さらに緩いだけではなく、地下水位によっては液状化しやすく、地すべりを起こす危険性も高い地形のようです。
歴史を振り返り、「その土地の成り立ちを知る」と自然災害の耐性が分かるようです。
自然災害から身を守るため「絶対条件を満たす住みたい町」を見つける
それではどのようにして「住みたい」と思った街を調査すればよいのでしょうか。
調査には以下3ステップを推奨されています。
【ステップ1:地理院土地条件図で調べる】
インターネットを利用すれば、おおよその調査が可能。
信用のおけない情報も出回っていますので、「行政機関の調査結果」のみ参考とされることがオススメなんだとか。
国土交通省の国土地理院が発行している「電子国土WEB」というサイトがあります。
まずはこちらのサイトへアクセスし、現地に赴く前に参考にしてみてください。
【ステップ2:現場を歩いて確認する】
住みたい街の土地条件を調べて「十分だ!」と思った方も、実際に足を運んで周囲を歩いて確認されることが推奨されています。
特に土地条件の境界に位置する場所は、インターネットでは細部まで確認できない場所があるようです。
【ステップ3:耐震性の3つのポイントを確認する】
そして最後に住む物件の「耐震性」を確認しましょう。
耐震性を見るポイントは3つあります。
①いつの時代の建築基準に基づいて作られた建物なのか
②建物の基礎がしっかりしているか
③耐震設計(耐震、制震、免震など)
この3点のポイントを一つずつ具体的に解説していくと、本記事では収まりませんので「建築基準」「建物の基礎」「耐震設計」のキーワードでそれぞれ検索して、調べて頂くことを推奨します。

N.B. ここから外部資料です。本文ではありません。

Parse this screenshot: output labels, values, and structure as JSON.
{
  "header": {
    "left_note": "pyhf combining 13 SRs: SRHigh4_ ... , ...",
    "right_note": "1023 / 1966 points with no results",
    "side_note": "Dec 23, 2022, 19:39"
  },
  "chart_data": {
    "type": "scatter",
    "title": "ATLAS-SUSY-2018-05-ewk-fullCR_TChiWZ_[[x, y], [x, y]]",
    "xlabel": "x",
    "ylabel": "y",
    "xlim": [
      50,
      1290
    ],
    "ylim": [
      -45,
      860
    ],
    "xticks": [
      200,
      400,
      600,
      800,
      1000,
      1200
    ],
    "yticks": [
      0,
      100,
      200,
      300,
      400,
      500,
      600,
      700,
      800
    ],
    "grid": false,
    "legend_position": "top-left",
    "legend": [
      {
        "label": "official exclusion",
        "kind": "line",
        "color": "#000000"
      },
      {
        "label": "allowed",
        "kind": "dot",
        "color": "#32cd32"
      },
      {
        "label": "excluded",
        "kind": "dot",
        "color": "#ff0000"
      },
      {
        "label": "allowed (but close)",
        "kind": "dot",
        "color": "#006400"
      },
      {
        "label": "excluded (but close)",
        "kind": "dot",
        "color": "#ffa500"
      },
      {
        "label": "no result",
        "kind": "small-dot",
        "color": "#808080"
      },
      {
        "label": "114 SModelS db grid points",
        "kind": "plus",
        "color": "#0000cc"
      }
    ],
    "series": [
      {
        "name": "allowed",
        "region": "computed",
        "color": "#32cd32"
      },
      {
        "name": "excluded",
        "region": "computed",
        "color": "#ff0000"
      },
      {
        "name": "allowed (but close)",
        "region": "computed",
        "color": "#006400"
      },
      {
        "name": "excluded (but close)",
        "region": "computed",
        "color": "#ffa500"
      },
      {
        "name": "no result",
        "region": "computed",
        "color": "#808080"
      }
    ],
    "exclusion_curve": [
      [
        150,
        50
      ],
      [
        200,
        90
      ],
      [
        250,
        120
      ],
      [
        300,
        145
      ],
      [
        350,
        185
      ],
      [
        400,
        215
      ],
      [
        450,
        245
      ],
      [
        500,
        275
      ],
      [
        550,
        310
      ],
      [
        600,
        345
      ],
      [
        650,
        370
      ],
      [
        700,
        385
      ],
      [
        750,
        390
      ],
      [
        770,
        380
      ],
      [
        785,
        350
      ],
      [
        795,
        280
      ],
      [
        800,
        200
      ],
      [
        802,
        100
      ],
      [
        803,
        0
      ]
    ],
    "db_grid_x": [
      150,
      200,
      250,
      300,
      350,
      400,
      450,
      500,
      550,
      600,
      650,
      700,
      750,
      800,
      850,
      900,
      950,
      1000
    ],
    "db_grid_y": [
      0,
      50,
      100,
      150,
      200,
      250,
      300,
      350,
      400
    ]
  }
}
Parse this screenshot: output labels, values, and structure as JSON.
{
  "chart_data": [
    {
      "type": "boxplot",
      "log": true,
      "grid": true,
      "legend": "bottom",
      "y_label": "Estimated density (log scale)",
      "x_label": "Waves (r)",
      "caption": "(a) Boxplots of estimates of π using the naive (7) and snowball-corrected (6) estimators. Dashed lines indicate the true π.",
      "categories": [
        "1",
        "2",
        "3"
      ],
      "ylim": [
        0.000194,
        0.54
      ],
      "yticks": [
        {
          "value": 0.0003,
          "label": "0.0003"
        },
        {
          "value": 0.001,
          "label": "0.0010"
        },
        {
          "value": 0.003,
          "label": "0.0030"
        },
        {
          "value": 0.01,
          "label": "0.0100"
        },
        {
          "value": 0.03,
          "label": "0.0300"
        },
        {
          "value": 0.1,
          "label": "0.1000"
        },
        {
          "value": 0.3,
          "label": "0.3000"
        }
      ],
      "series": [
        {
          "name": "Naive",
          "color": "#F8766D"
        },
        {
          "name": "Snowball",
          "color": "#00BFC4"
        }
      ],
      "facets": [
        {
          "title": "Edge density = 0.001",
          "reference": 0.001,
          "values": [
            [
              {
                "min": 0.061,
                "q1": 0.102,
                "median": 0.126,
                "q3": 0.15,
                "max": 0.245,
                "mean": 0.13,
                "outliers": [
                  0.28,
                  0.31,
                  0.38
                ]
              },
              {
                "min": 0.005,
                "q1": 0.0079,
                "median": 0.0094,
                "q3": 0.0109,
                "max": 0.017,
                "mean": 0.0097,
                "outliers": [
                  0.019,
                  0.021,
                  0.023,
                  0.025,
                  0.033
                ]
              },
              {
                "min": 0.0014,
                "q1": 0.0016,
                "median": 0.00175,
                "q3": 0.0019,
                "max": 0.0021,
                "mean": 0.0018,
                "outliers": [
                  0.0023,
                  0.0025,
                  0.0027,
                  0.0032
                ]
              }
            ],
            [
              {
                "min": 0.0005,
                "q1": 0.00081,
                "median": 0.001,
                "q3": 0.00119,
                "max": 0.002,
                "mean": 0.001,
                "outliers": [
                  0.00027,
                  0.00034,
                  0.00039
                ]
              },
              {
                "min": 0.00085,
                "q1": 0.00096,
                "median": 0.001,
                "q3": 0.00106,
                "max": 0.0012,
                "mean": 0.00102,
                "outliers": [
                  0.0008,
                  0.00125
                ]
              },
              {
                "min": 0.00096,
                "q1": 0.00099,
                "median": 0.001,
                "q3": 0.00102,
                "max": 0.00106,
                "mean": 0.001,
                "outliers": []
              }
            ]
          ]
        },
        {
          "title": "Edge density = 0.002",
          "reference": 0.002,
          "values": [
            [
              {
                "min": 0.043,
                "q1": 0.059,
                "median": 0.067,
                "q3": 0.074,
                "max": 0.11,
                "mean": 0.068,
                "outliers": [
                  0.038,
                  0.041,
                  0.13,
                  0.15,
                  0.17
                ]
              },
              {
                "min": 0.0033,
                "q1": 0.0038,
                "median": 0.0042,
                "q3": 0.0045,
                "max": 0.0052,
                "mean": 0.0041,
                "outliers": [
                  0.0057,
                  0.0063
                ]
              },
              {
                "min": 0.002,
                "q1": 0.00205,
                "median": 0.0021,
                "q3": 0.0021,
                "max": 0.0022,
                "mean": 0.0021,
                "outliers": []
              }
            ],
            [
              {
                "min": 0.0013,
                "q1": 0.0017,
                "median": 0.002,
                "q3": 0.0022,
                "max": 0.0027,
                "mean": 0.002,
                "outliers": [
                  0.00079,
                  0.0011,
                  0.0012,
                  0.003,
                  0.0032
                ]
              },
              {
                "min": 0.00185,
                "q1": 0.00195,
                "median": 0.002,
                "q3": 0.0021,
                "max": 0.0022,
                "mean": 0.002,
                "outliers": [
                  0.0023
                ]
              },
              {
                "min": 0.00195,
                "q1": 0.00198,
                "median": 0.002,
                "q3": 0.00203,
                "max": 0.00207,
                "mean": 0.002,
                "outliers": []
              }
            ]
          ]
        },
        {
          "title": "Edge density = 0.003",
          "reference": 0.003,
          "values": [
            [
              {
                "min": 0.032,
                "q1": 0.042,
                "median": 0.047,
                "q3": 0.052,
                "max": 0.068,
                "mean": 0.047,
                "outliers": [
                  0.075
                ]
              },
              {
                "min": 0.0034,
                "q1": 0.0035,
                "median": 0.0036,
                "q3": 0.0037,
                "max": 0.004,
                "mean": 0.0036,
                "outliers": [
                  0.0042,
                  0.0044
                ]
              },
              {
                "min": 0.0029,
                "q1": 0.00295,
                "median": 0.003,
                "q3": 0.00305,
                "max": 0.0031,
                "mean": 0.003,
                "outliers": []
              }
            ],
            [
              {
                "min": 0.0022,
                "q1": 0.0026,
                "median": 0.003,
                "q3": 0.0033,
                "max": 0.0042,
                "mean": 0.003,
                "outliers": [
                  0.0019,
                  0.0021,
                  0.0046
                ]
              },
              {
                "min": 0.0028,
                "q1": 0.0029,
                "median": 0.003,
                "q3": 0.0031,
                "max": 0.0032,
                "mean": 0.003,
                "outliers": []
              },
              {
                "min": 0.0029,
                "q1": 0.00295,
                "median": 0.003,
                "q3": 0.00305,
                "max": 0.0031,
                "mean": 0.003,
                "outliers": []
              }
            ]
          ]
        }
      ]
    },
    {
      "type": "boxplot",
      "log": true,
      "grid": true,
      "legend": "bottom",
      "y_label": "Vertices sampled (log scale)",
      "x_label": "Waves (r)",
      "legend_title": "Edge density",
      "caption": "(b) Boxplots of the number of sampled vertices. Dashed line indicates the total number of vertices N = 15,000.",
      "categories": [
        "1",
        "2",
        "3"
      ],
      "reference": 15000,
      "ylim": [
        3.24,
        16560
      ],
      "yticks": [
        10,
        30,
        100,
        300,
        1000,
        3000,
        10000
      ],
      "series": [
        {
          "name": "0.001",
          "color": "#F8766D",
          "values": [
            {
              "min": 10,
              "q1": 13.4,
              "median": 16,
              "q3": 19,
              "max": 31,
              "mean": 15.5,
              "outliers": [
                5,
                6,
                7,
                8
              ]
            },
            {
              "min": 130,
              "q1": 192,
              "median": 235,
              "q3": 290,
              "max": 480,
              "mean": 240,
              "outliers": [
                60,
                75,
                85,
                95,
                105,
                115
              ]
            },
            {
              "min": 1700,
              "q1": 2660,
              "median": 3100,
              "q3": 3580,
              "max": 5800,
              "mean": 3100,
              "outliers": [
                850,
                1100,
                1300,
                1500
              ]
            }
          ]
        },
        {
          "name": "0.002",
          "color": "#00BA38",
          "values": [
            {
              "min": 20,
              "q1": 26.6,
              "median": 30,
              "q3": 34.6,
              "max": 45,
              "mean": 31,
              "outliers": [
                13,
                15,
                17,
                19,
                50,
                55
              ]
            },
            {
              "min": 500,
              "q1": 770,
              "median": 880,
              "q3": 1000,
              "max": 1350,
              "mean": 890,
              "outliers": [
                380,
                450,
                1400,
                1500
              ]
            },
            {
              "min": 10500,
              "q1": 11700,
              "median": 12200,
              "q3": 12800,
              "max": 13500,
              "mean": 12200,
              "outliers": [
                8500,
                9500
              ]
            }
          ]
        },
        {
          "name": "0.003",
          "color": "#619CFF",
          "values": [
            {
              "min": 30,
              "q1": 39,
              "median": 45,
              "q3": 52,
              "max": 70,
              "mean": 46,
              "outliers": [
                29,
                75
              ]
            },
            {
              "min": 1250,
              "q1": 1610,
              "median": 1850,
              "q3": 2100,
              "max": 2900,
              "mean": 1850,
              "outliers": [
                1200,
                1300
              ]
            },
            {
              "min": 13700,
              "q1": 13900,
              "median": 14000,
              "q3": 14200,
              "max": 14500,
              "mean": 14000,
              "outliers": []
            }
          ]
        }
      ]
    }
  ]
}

タワーマンション次から次へ。ベイエリアは住むべき土地?
オリンピック景気と言わんばかりに東京湾のベイエリアに乱開発ともいえるペースでタワーマンションが建ち並ぶようになりました。
最近埋め立てられた土地であれば、液状化対策は最新技術で行われています。
現に、東日本大震災であれだけの被害にあった浦安も、新しい埋めた土地ほど被害規模が小さかったことから、従来の技術で埋め立てられた土地と比較しても、液状化しにくい土地と言えるようです。
また、タワーマンションについても基礎は東京礫層(とうきょうれきそう)という固い地盤まで通しているため、より揺れを吸収する構造のマンションとなっているようです。
つまり、建物や地盤自体は心配するような話ではないといえそうです。
一方、津波の脅威については「本当に防潮堤だけでなんとかなるのか」という問いについては、東日本大震災を教訓とするなら疑問符が残ります。
東京湾は構造上、津波が入り込みにくいとされてはいますが、地震が起きてから「津波到達」まで、わずか数分でベイエリアの人が「安全な場所へ避難できるかどうか」は難しいかもしれないようです。